GINGRICH: “For Newt Gingrich fans, there may be more than his win of the presidential nomination at the end of the rainbow. There might be ‘Newt-themed’ prizes,” the Boston Globe reports. “On Gingrich’s recently launched, New Hampshire-specific website, NewtHampshire.org, visitors who sign up on the site can opt to link their Twitter and Facebook pages. Their Facebook posts and tweets are then tracked and counted and points are doled out to the most active posters and tweeters.”
“Newt Gingrich has surged to the top of the polls in the race for the GOP nomination, but with that front-runner status comes growing concern that his personal baggage could become a campaign liability,” The Hill writes.
HUNTSMAN: “Republican presidential candidate Jon Huntsman Jr. released a plan yesterday to block future bank bailouts, in part by capping their size, and to eliminate ‘burdensome’ financial regulations,” BusinessWeek writes. “Huntsman’s proposals include ending ‘too big to fail’ by setting a ‘hard cap’ on bank size based on assets as a percentage of gross domestic product. He also would repeal the Dodd-Frank overhaul of financial regulations and maximize derivatives transparency, his campaign said in a statement.” (Just asking, but isn’t setting a hard cap on bank size regulation?)

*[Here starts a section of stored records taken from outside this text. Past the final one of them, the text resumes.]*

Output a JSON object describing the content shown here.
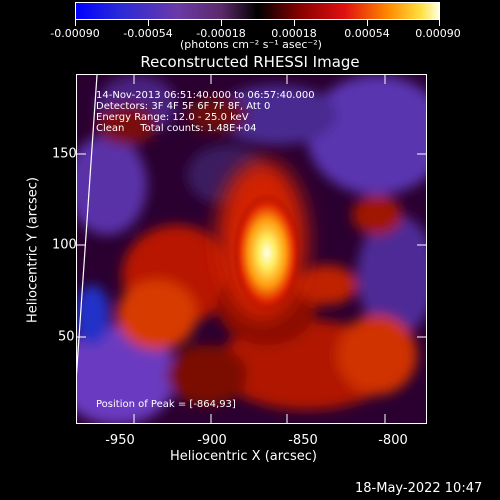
{
  "colorbar": {
    "tick_labels": [
      "-0.00090",
      "-0.00054",
      "-0.00018",
      "0.00018",
      "0.00054",
      "0.00090"
    ],
    "units": "(photons cm⁻² s⁻¹ asec⁻²)"
  },
  "plot": {
    "title": "Reconstructed RHESSI Image",
    "info_line1": "14-Nov-2013 06:51:40.000 to 06:57:40.000",
    "info_line2": "Detectors: 3F 4F 5F 6F 7F 8F, Att 0",
    "info_line3": "Energy Range: 12.0 - 25.0 keV",
    "info_line4": "Clean     Total counts: 1.48E+04",
    "peak_label": "Position of Peak = [-864,93]",
    "xlabel": "Heliocentric X (arcsec)",
    "ylabel": "Heliocentric Y (arcsec)",
    "x_ticks": [
      "-950",
      "-900",
      "-850",
      "-800"
    ],
    "y_ticks": [
      "150",
      "100",
      "50"
    ]
  },
  "footer": {
    "timestamp": "18-May-2022 10:47"
  }
}
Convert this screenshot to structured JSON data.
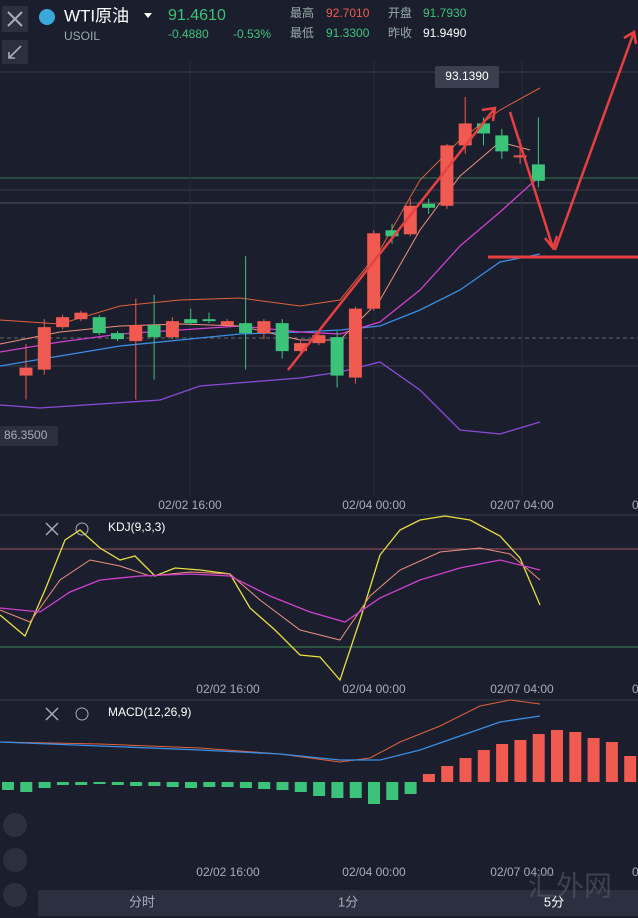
{
  "header": {
    "name": "WTI原油",
    "price": "91.4610",
    "symbol": "USOIL",
    "change": "-0.4880",
    "change_pct": "-0.53%",
    "stats": [
      {
        "label": "最高",
        "value": "92.7010"
      },
      {
        "label": "开盘",
        "value": "91.7930"
      },
      {
        "label": "最低",
        "value": "91.3300"
      },
      {
        "label": "昨收",
        "value": "91.9490"
      }
    ]
  },
  "main_chart": {
    "high_label": 93.139,
    "high_text": "93.1390",
    "low_label": 86.35,
    "low_text": "86.3500",
    "candles": [
      {
        "open": 87.56,
        "high": 88.19,
        "low": 87.08,
        "close": 87.72
      },
      {
        "open": 87.68,
        "high": 88.69,
        "low": 87.58,
        "close": 88.53
      },
      {
        "open": 88.53,
        "high": 88.78,
        "low": 88.49,
        "close": 88.73
      },
      {
        "open": 88.69,
        "high": 88.86,
        "low": 88.65,
        "close": 88.82
      },
      {
        "open": 88.73,
        "high": 88.78,
        "low": 88.37,
        "close": 88.41
      },
      {
        "open": 88.41,
        "high": 88.45,
        "low": 88.25,
        "close": 88.29
      },
      {
        "open": 88.25,
        "high": 89.1,
        "low": 87.08,
        "close": 88.57
      },
      {
        "open": 88.57,
        "high": 89.18,
        "low": 87.48,
        "close": 88.33
      },
      {
        "open": 88.33,
        "high": 88.73,
        "low": 88.29,
        "close": 88.65
      },
      {
        "open": 88.69,
        "high": 88.9,
        "low": 88.57,
        "close": 88.61
      },
      {
        "open": 88.69,
        "high": 88.82,
        "low": 88.61,
        "close": 88.65
      },
      {
        "open": 88.57,
        "high": 88.69,
        "low": 88.53,
        "close": 88.65
      },
      {
        "open": 88.61,
        "high": 89.95,
        "low": 87.68,
        "close": 88.41
      },
      {
        "open": 88.41,
        "high": 88.69,
        "low": 88.29,
        "close": 88.65
      },
      {
        "open": 88.61,
        "high": 88.69,
        "low": 87.9,
        "close": 88.05
      },
      {
        "open": 88.05,
        "high": 88.25,
        "low": 88.0,
        "close": 88.21
      },
      {
        "open": 88.21,
        "high": 88.45,
        "low": 88.17,
        "close": 88.37
      },
      {
        "open": 88.33,
        "high": 88.45,
        "low": 87.32,
        "close": 87.56
      },
      {
        "open": 87.52,
        "high": 88.94,
        "low": 87.4,
        "close": 88.9
      },
      {
        "open": 88.9,
        "high": 90.47,
        "low": 88.86,
        "close": 90.41
      },
      {
        "open": 90.47,
        "high": 90.6,
        "low": 90.2,
        "close": 90.35
      },
      {
        "open": 90.39,
        "high": 91.1,
        "low": 90.35,
        "close": 90.96
      },
      {
        "open": 91.0,
        "high": 91.1,
        "low": 90.8,
        "close": 90.92
      },
      {
        "open": 90.96,
        "high": 92.2,
        "low": 90.9,
        "close": 92.17
      },
      {
        "open": 92.17,
        "high": 93.14,
        "low": 92.0,
        "close": 92.61
      },
      {
        "open": 92.61,
        "high": 92.73,
        "low": 92.17,
        "close": 92.41
      },
      {
        "open": 92.37,
        "high": 92.5,
        "low": 91.9,
        "close": 92.05
      },
      {
        "open": 91.93,
        "high": 92.3,
        "low": 91.8,
        "close": 91.97
      },
      {
        "open": 91.79,
        "high": 92.73,
        "low": 91.33,
        "close": 91.461
      }
    ]
  },
  "time_axis": [
    "02/02 16:00",
    "02/04 00:00",
    "02/07 04:00",
    "0"
  ],
  "kdj": {
    "label": "KDJ(9,3,3)"
  },
  "macd": {
    "label": "MACD(12,26,9)"
  },
  "tabs": [
    "分时",
    "1分",
    "5分"
  ],
  "watermark": "汇外网"
}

PERRY: He diverted “from the GOP presidential trail for a home state appearance as the University of Texas MD Anderson Cancer Center announces a new facility in Houston,” AP writes. Liberal outlet Think Progress points out it has gotten millions in federal funds.
ROMNEY: “[I]f there's any Republican presidential candidate who can afford to spend precious time and money in Florida, it's Mitt Romney,” AP writes. “Romney is campaigning here Tuesday while his rivals focus on Iowa's caucuses or the early primaries in New Hampshire and South Carolina. Florida is the only early primary state Romney is visiting this week, little more than a month before voters start weighing in.”

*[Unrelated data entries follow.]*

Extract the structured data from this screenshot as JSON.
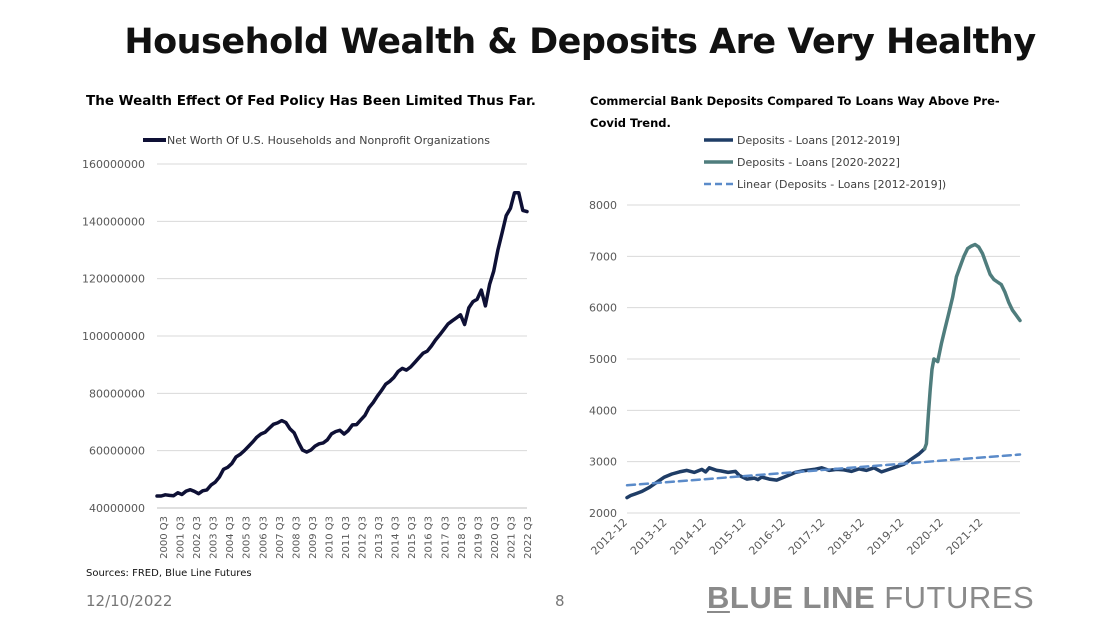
{
  "slide": {
    "title": "Household Wealth & Deposits Are Very Healthy",
    "date": "12/10/2022",
    "page_number": "8",
    "sources": "Sources: FRED, Blue Line Futures",
    "logo_bold_first": "B",
    "logo_bold_rest": "LUE LINE",
    "logo_light": " FUTURES"
  },
  "colors": {
    "net_worth": "#0e1035",
    "series_2012_2019": "#1f3d66",
    "series_2020_2022": "#4f7d7d",
    "linear_trend": "#5b8bc9",
    "grid": "#d9d9d9",
    "axis_text": "#595959"
  },
  "chart_data": [
    {
      "type": "line",
      "title": "The Wealth Effect Of Fed Policy Has Been Limited Thus Far.",
      "legend_position": "top",
      "grid": true,
      "ylim": [
        40000000,
        160000000
      ],
      "yticks": [
        40000000,
        60000000,
        80000000,
        100000000,
        120000000,
        140000000,
        160000000
      ],
      "ytick_labels": [
        "40000000",
        "60000000",
        "80000000",
        "100000000",
        "120000000",
        "140000000",
        "160000000"
      ],
      "xtick_labels": [
        "2000 Q3",
        "2001 Q3",
        "2002 Q3",
        "2003 Q3",
        "2004 Q3",
        "2005 Q3",
        "2006 Q3",
        "2007 Q3",
        "2008 Q3",
        "2009 Q3",
        "2010 Q3",
        "2011 Q3",
        "2012 Q3",
        "2013 Q3",
        "2014 Q3",
        "2015 Q3",
        "2016 Q3",
        "2017 Q3",
        "2018 Q3",
        "2019 Q3",
        "2020 Q3",
        "2021 Q3",
        "2022 Q3"
      ],
      "series": [
        {
          "name": "Net Worth Of U.S. Households and Nonprofit Organizations",
          "color_key": "net_worth",
          "x": [
            2000.25,
            2000.5,
            2000.75,
            2001.0,
            2001.25,
            2001.5,
            2001.75,
            2002.0,
            2002.25,
            2002.5,
            2002.75,
            2003.0,
            2003.25,
            2003.5,
            2003.75,
            2004.0,
            2004.25,
            2004.5,
            2004.75,
            2005.0,
            2005.25,
            2005.5,
            2005.75,
            2006.0,
            2006.25,
            2006.5,
            2006.75,
            2007.0,
            2007.25,
            2007.5,
            2007.75,
            2008.0,
            2008.25,
            2008.5,
            2008.75,
            2009.0,
            2009.25,
            2009.5,
            2009.75,
            2010.0,
            2010.25,
            2010.5,
            2010.75,
            2011.0,
            2011.25,
            2011.5,
            2011.75,
            2012.0,
            2012.25,
            2012.5,
            2012.75,
            2013.0,
            2013.25,
            2013.5,
            2013.75,
            2014.0,
            2014.25,
            2014.5,
            2014.75,
            2015.0,
            2015.25,
            2015.5,
            2015.75,
            2016.0,
            2016.25,
            2016.5,
            2016.75,
            2017.0,
            2017.25,
            2017.5,
            2017.75,
            2018.0,
            2018.25,
            2018.5,
            2018.75,
            2019.0,
            2019.25,
            2019.5,
            2019.75,
            2020.0,
            2020.25,
            2020.5,
            2020.75,
            2021.0,
            2021.25,
            2021.5,
            2021.75,
            2022.0,
            2022.25,
            2022.5
          ],
          "y": [
            44200000,
            44200000,
            44600000,
            44400000,
            44300000,
            45300000,
            44700000,
            45900000,
            46400000,
            45800000,
            45000000,
            46000000,
            46300000,
            48000000,
            49000000,
            50800000,
            53500000,
            54200000,
            55500000,
            57800000,
            58700000,
            60000000,
            61500000,
            63000000,
            64700000,
            65800000,
            66400000,
            67800000,
            69200000,
            69700000,
            70500000,
            69800000,
            67600000,
            66200000,
            63000000,
            60200000,
            59500000,
            60200000,
            61600000,
            62400000,
            62700000,
            63800000,
            65900000,
            66700000,
            67100000,
            65800000,
            67000000,
            69000000,
            69100000,
            70700000,
            72300000,
            75000000,
            76800000,
            79000000,
            81000000,
            83200000,
            84200000,
            85600000,
            87600000,
            88700000,
            88100000,
            89200000,
            90800000,
            92400000,
            94000000,
            94700000,
            96500000,
            98600000,
            100400000,
            102300000,
            104200000,
            105300000,
            106300000,
            107400000,
            104000000,
            109800000,
            112000000,
            112800000,
            116000000,
            110500000,
            118000000,
            122600000,
            130000000,
            136000000,
            142000000,
            144500000,
            150000000,
            150000000,
            143800000,
            143400000
          ]
        }
      ]
    },
    {
      "type": "line",
      "title": "Commercial Bank Deposits Compared To Loans Way Above Pre-Covid Trend.",
      "legend_position": "top",
      "grid": true,
      "ylim": [
        2000,
        8000
      ],
      "yticks": [
        2000,
        3000,
        4000,
        5000,
        6000,
        7000,
        8000
      ],
      "ytick_labels": [
        "2000",
        "3000",
        "4000",
        "5000",
        "6000",
        "7000",
        "8000"
      ],
      "xtick_labels": [
        "2012-12",
        "2013-12",
        "2014-12",
        "2015-12",
        "2016-12",
        "2017-12",
        "2018-12",
        "2019-12",
        "2020-12",
        "2021-12"
      ],
      "series": [
        {
          "name": "Deposits - Loans [2012-2019]",
          "color_key": "series_2012_2019",
          "x": [
            2012.0,
            2012.1,
            2012.25,
            2012.4,
            2012.6,
            2012.8,
            2013.0,
            2013.2,
            2013.4,
            2013.6,
            2013.8,
            2014.0,
            2014.1,
            2014.2,
            2014.4,
            2014.5,
            2014.7,
            2014.9,
            2015.0,
            2015.2,
            2015.4,
            2015.5,
            2015.6,
            2015.8,
            2016.0,
            2016.2,
            2016.4,
            2016.5,
            2016.7,
            2016.9,
            2017.0,
            2017.2,
            2017.4,
            2017.6,
            2017.8,
            2018.0,
            2018.2,
            2018.4,
            2018.6,
            2018.8,
            2019.0,
            2019.2,
            2019.4,
            2019.6,
            2019.8,
            2019.95
          ],
          "y": [
            2300,
            2340,
            2380,
            2420,
            2500,
            2600,
            2700,
            2760,
            2800,
            2830,
            2790,
            2850,
            2800,
            2880,
            2830,
            2820,
            2790,
            2810,
            2730,
            2660,
            2680,
            2650,
            2700,
            2660,
            2640,
            2700,
            2760,
            2790,
            2820,
            2840,
            2850,
            2880,
            2830,
            2850,
            2840,
            2810,
            2860,
            2830,
            2880,
            2800,
            2850,
            2900,
            2950,
            3050,
            3150,
            3250
          ]
        },
        {
          "name": "Deposits - Loans [2020-2022]",
          "color_key": "series_2020_2022",
          "x": [
            2019.95,
            2020.0,
            2020.05,
            2020.1,
            2020.15,
            2020.2,
            2020.3,
            2020.4,
            2020.5,
            2020.6,
            2020.7,
            2020.8,
            2020.9,
            2021.0,
            2021.1,
            2021.2,
            2021.3,
            2021.4,
            2021.5,
            2021.6,
            2021.7,
            2021.8,
            2021.9,
            2022.0,
            2022.1,
            2022.2,
            2022.3,
            2022.4,
            2022.5
          ],
          "y": [
            3250,
            3350,
            3900,
            4400,
            4800,
            5000,
            4950,
            5300,
            5600,
            5900,
            6200,
            6600,
            6800,
            7000,
            7150,
            7200,
            7230,
            7180,
            7050,
            6850,
            6650,
            6550,
            6500,
            6450,
            6300,
            6100,
            5950,
            5850,
            5750
          ]
        },
        {
          "name": "Linear (Deposits - Loans [2012-2019])",
          "color_key": "linear_trend",
          "dashed": true,
          "x": [
            2012.0,
            2022.5
          ],
          "y": [
            2540,
            3140
          ]
        }
      ]
    }
  ]
}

Stu Rothenberg on the dilemma facing conservatives about coming around to Mitt Romney: “Most voters will not focus on electability in the GOP race, which is why talk of Romney’s inevitable nomination is premature and why he must continue to hit on conservative themes in his effort to become an acceptable alternative for the party’s grass roots. Ultimately, however, Romney’s best argument may be that half a loaf is better than none. Most party insiders already believe that, but he somehow needs to convince enough grass-roots conservatives of it so that he can sneak across the finish line, whether in Iowa or in subsequent contests. Barry Goldwater’s famous 1964 campaign slogan was ‘In your heart, you know he’s right.’ He went on to lose 44 states. Often, in politics, the head is a better guide than the heart.”

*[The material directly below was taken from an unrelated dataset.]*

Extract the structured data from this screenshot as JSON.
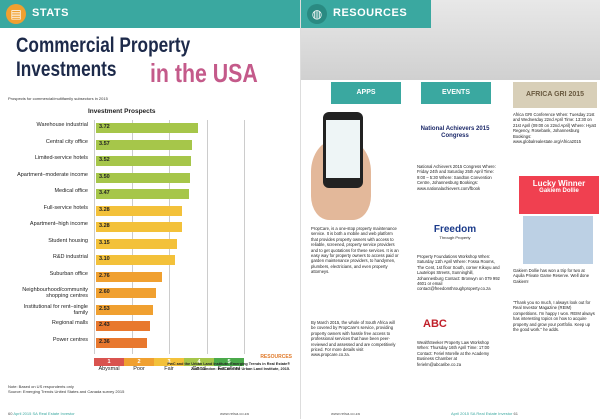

The Boston Globe: “Mitt Romney has recently started attacking Newt Gingrich for saying that some illegal immigrants should be allowed to stay in the country, deriding the position as “amnesty’’ as the former Massachusetts governor tries to stem the rise of one of his strongest rivals for the Republican presidential nomination. But Romney just five years ago advocated a nearly identical position, and his evolution to a more hard-line position is exposing the former Massachusetts governor to the flip-flop charges that have been seen as one of his major vulnerabilities.”